Brad Schmitt1,2, Kathy Stiller1, Kathryn Heath2, Dr John Greenwood2, Thomas Sullivan3
1Physiotherapy Department, Royal Adelaide Hospital, Adelaide, Australia, 2Adult Burns Service, Royal Adelaide Hospital, Adelaide, Australia, 3Data Management and Analysis Centre, Discipline of Public Health, University of Adelaide., Adelaide, Australia
Despite being relatively small, hand burns can have major implications because of their effect on function, appearance and health-related quality of life. Patients with isolated hand burn injuries managed with Biobrane® have shown (Williams et al 2012) rapid recovery in all outcomes, with normal or near-normal values achieved within 2 weeks to 1 month post-injury. Given that the recovery of patients with isolated hand burns that were able to be managed with Biobrane® was so rapid and the amount of physiotherapy intervention required was relatively low, it raises the question of whether any physiotherapy intervention is actually required.
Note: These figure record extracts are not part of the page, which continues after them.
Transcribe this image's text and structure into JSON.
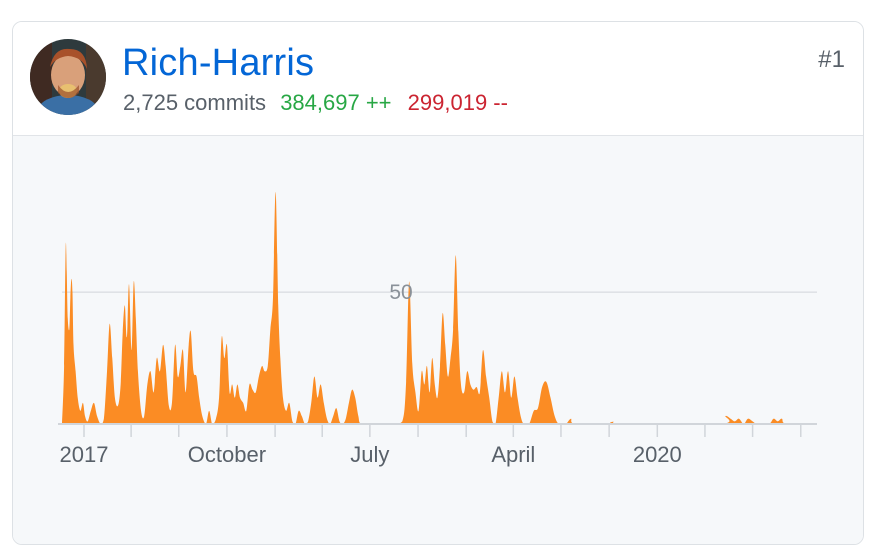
{
  "user": {
    "name": "Rich-Harris",
    "commits": "2,725 commits",
    "additions": "384,697 ++",
    "deletions": "299,019 --",
    "rank": "#1"
  },
  "colors": {
    "area": "#fb8c24",
    "link": "#0366d6",
    "additions": "#28a745",
    "deletions": "#cb2431",
    "muted": "#586069"
  },
  "chart_data": {
    "type": "area",
    "title": "",
    "xlabel": "",
    "ylabel": "",
    "ylim": [
      0,
      88
    ],
    "yticks": [
      50
    ],
    "ytick_labels": [
      "50"
    ],
    "x_start": "2016-11-20",
    "x_end": "2020-11-01",
    "xtick_labels": [
      "2017",
      "October",
      "July",
      "April",
      "2020"
    ],
    "xtick_dates": [
      "2017-01-01",
      "2017-10-01",
      "2018-07-01",
      "2019-04-01",
      "2020-01-01"
    ],
    "minor_tick_dates": [
      "2017-04-01",
      "2017-07-01",
      "2018-01-01",
      "2018-04-01",
      "2018-10-01",
      "2019-01-01",
      "2019-07-01",
      "2019-10-01",
      "2020-04-01",
      "2020-07-01",
      "2020-10-01"
    ],
    "series": [
      {
        "name": "",
        "points": [
          [
            "2016-11-20",
            0
          ],
          [
            "2016-11-24",
            22
          ],
          [
            "2016-11-27",
            67
          ],
          [
            "2016-11-29",
            58
          ],
          [
            "2016-12-01",
            40
          ],
          [
            "2016-12-04",
            36
          ],
          [
            "2016-12-06",
            48
          ],
          [
            "2016-12-08",
            55
          ],
          [
            "2016-12-10",
            50
          ],
          [
            "2016-12-12",
            30
          ],
          [
            "2016-12-16",
            20
          ],
          [
            "2016-12-20",
            10
          ],
          [
            "2016-12-25",
            5
          ],
          [
            "2016-12-30",
            8
          ],
          [
            "2017-01-03",
            3
          ],
          [
            "2017-01-08",
            1
          ],
          [
            "2017-01-14",
            5
          ],
          [
            "2017-01-20",
            8
          ],
          [
            "2017-01-26",
            3
          ],
          [
            "2017-02-02",
            0
          ],
          [
            "2017-02-08",
            2
          ],
          [
            "2017-02-14",
            20
          ],
          [
            "2017-02-19",
            38
          ],
          [
            "2017-02-24",
            25
          ],
          [
            "2017-03-01",
            10
          ],
          [
            "2017-03-07",
            7
          ],
          [
            "2017-03-12",
            15
          ],
          [
            "2017-03-16",
            35
          ],
          [
            "2017-03-20",
            45
          ],
          [
            "2017-03-24",
            33
          ],
          [
            "2017-03-28",
            53
          ],
          [
            "2017-04-02",
            28
          ],
          [
            "2017-04-06",
            54
          ],
          [
            "2017-04-10",
            40
          ],
          [
            "2017-04-14",
            20
          ],
          [
            "2017-04-20",
            5
          ],
          [
            "2017-04-26",
            3
          ],
          [
            "2017-05-02",
            15
          ],
          [
            "2017-05-08",
            20
          ],
          [
            "2017-05-14",
            12
          ],
          [
            "2017-05-20",
            25
          ],
          [
            "2017-05-26",
            20
          ],
          [
            "2017-06-01",
            30
          ],
          [
            "2017-06-06",
            22
          ],
          [
            "2017-06-12",
            7
          ],
          [
            "2017-06-18",
            8
          ],
          [
            "2017-06-24",
            30
          ],
          [
            "2017-06-29",
            18
          ],
          [
            "2017-07-04",
            22
          ],
          [
            "2017-07-09",
            28
          ],
          [
            "2017-07-14",
            12
          ],
          [
            "2017-07-20",
            30
          ],
          [
            "2017-07-24",
            35
          ],
          [
            "2017-07-29",
            20
          ],
          [
            "2017-08-04",
            18
          ],
          [
            "2017-08-09",
            10
          ],
          [
            "2017-08-15",
            3
          ],
          [
            "2017-08-22",
            0
          ],
          [
            "2017-08-28",
            5
          ],
          [
            "2017-09-03",
            0
          ],
          [
            "2017-09-10",
            2
          ],
          [
            "2017-09-16",
            10
          ],
          [
            "2017-09-21",
            33
          ],
          [
            "2017-09-26",
            25
          ],
          [
            "2017-10-01",
            30
          ],
          [
            "2017-10-06",
            12
          ],
          [
            "2017-10-11",
            15
          ],
          [
            "2017-10-16",
            10
          ],
          [
            "2017-10-21",
            15
          ],
          [
            "2017-10-26",
            10
          ],
          [
            "2017-11-01",
            8
          ],
          [
            "2017-11-07",
            5
          ],
          [
            "2017-11-13",
            15
          ],
          [
            "2017-11-19",
            13
          ],
          [
            "2017-11-25",
            12
          ],
          [
            "2017-12-01",
            18
          ],
          [
            "2017-12-07",
            22
          ],
          [
            "2017-12-12",
            20
          ],
          [
            "2017-12-18",
            22
          ],
          [
            "2017-12-23",
            36
          ],
          [
            "2017-12-28",
            48
          ],
          [
            "2018-01-02",
            88
          ],
          [
            "2018-01-07",
            45
          ],
          [
            "2018-01-11",
            25
          ],
          [
            "2018-01-16",
            10
          ],
          [
            "2018-01-22",
            5
          ],
          [
            "2018-01-28",
            8
          ],
          [
            "2018-02-03",
            1
          ],
          [
            "2018-02-09",
            0
          ],
          [
            "2018-02-15",
            5
          ],
          [
            "2018-02-21",
            3
          ],
          [
            "2018-02-27",
            0
          ],
          [
            "2018-03-05",
            1
          ],
          [
            "2018-03-11",
            8
          ],
          [
            "2018-03-17",
            18
          ],
          [
            "2018-03-23",
            10
          ],
          [
            "2018-03-29",
            15
          ],
          [
            "2018-04-04",
            8
          ],
          [
            "2018-04-10",
            2
          ],
          [
            "2018-04-16",
            0
          ],
          [
            "2018-04-22",
            3
          ],
          [
            "2018-04-28",
            6
          ],
          [
            "2018-05-04",
            1
          ],
          [
            "2018-05-10",
            0
          ],
          [
            "2018-05-16",
            2
          ],
          [
            "2018-05-22",
            8
          ],
          [
            "2018-05-28",
            13
          ],
          [
            "2018-06-03",
            10
          ],
          [
            "2018-06-09",
            3
          ],
          [
            "2018-06-15",
            0
          ],
          [
            "2018-07-15",
            0
          ],
          [
            "2018-08-15",
            0
          ],
          [
            "2018-09-01",
            1
          ],
          [
            "2018-09-08",
            15
          ],
          [
            "2018-09-14",
            54
          ],
          [
            "2018-09-20",
            23
          ],
          [
            "2018-09-26",
            12
          ],
          [
            "2018-10-02",
            5
          ],
          [
            "2018-10-08",
            20
          ],
          [
            "2018-10-13",
            15
          ],
          [
            "2018-10-18",
            22
          ],
          [
            "2018-10-23",
            12
          ],
          [
            "2018-10-28",
            25
          ],
          [
            "2018-11-02",
            15
          ],
          [
            "2018-11-07",
            10
          ],
          [
            "2018-11-12",
            22
          ],
          [
            "2018-11-17",
            42
          ],
          [
            "2018-11-22",
            30
          ],
          [
            "2018-11-27",
            18
          ],
          [
            "2018-12-02",
            25
          ],
          [
            "2018-12-07",
            36
          ],
          [
            "2018-12-12",
            64
          ],
          [
            "2018-12-17",
            35
          ],
          [
            "2018-12-22",
            15
          ],
          [
            "2018-12-28",
            12
          ],
          [
            "2019-01-03",
            20
          ],
          [
            "2019-01-09",
            15
          ],
          [
            "2019-01-15",
            13
          ],
          [
            "2019-01-21",
            14
          ],
          [
            "2019-01-27",
            12
          ],
          [
            "2019-02-02",
            28
          ],
          [
            "2019-02-08",
            18
          ],
          [
            "2019-02-14",
            10
          ],
          [
            "2019-02-20",
            1
          ],
          [
            "2019-02-26",
            0
          ],
          [
            "2019-03-04",
            10
          ],
          [
            "2019-03-10",
            20
          ],
          [
            "2019-03-16",
            12
          ],
          [
            "2019-03-22",
            20
          ],
          [
            "2019-03-28",
            10
          ],
          [
            "2019-04-03",
            18
          ],
          [
            "2019-04-09",
            10
          ],
          [
            "2019-04-15",
            3
          ],
          [
            "2019-04-21",
            0
          ],
          [
            "2019-05-01",
            0
          ],
          [
            "2019-05-10",
            5
          ],
          [
            "2019-05-18",
            6
          ],
          [
            "2019-05-26",
            14
          ],
          [
            "2019-06-03",
            16
          ],
          [
            "2019-06-11",
            10
          ],
          [
            "2019-06-19",
            3
          ],
          [
            "2019-06-27",
            0
          ],
          [
            "2019-07-10",
            0
          ],
          [
            "2019-07-20",
            2
          ],
          [
            "2019-07-28",
            0
          ],
          [
            "2019-10-01",
            0
          ],
          [
            "2019-10-10",
            1
          ],
          [
            "2019-10-20",
            0
          ],
          [
            "2020-05-01",
            0
          ],
          [
            "2020-05-10",
            3
          ],
          [
            "2020-05-20",
            2
          ],
          [
            "2020-05-28",
            1
          ],
          [
            "2020-06-05",
            2
          ],
          [
            "2020-06-14",
            0
          ],
          [
            "2020-06-22",
            2
          ],
          [
            "2020-07-01",
            1
          ],
          [
            "2020-07-10",
            0
          ],
          [
            "2020-08-01",
            0
          ],
          [
            "2020-08-10",
            2
          ],
          [
            "2020-08-18",
            1
          ],
          [
            "2020-08-26",
            2
          ],
          [
            "2020-09-04",
            0
          ],
          [
            "2020-11-01",
            0
          ]
        ]
      }
    ],
    "grid": true
  }
}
The study design was a randomised controlled trial with single blinding. Following consent, participants were randomly allocated to a usual treatment or no treatment group. Outcome measures included Michigan Hand Questionnaire (MHQ), grip strength and total active movement (TAM). MHQ was taken at baseline, 1,2 ,4 and 12 weeks post-operatively. Grip strength and TAM were taken at 1,2 and 4 weeks post-operatively.
29 patients (17 male, 12 female) were recruited (Ave. age = 39.2 yrs, Ave. TBSA 1.49%), 15 were randomised into the treatment group and 14 into the no treatment group. Baseline MHQ scores were 97.6 (n=29). Week 12 MHQ scores were treatment 95.1 (n=9) and control 95.1 (n=7). Average grip strength at week 4 was treatment 32.3kg (n=12) and control 33.0kg (n=7). Further data analysis will be conducted to compare groups.
Early analysis suggests minimal difference in recovery, irrespective of physiotherapy input for isolated hand burns treated with Biobrane®.